Information Geometry and Some Variations on the EM Algorithm

Bill Byrne of CLSP/JHU
at the CLSP/JHU Summer Research Workshop on August 15, 1997 at 1:30 pm, Barton Hall 117.

Information Geometry and Some Variations on the EM Algorithm

I will present the minimum divergence information formulation of the EM algorithm and then introduce an extension of this description which I call the Generalized Alternating Minimization procedure. GAM incorporates the well-known GEM algorithm which allows variations on the M-Step of the EM procedure and introduces variations on the E-Step to allow operations such as re-sampling the training data.

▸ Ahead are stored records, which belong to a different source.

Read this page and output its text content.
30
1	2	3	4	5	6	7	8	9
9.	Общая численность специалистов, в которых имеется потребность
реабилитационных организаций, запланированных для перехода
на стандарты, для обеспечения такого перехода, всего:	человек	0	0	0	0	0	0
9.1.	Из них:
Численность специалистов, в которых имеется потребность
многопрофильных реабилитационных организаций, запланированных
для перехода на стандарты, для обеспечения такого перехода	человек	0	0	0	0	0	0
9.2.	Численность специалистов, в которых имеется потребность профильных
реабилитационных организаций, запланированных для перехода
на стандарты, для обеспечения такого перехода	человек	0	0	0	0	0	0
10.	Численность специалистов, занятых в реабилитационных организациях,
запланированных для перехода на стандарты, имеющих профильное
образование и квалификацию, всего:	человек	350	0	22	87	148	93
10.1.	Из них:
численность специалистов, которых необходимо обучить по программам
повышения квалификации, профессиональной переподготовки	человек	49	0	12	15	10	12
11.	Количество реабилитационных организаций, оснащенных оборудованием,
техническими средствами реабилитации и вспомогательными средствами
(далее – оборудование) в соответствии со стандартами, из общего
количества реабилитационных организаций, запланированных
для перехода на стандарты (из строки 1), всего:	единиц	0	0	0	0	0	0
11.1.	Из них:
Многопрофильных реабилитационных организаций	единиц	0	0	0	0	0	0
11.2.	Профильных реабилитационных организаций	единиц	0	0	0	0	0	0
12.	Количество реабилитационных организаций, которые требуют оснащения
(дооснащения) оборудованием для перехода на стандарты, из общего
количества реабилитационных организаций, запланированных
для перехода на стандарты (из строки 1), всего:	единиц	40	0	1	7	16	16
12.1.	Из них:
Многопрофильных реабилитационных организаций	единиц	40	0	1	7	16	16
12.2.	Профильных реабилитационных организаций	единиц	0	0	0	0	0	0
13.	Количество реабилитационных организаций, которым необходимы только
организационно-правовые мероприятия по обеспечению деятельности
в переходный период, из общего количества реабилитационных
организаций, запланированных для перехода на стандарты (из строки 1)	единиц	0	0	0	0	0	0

This formulation allows uniform treatment of a variety of training procedures and likelihood criteria. For example, Viterbi, Baum Welch and MMI HMM reestimation are GAM procedures. In particular, the GAM formulation provides insight into the fixed point behavior of the Viterbi and Baum Welch training procedures.

I will give some novel convergence results for GAM estimation procedures will also be presented. As an extension of the EM algorithm, GAM does not in general increase likelihood at each iteration so converge to a local maximum in likelihood is not guaranteed. I'll discuss some conditions which ensure convergence.

I hope to keep the presentation informal. My intent is to describe some new ideas that provide insight into well known algorithms. I hope also to show the power of information geometric arguments in discussing learning procedures.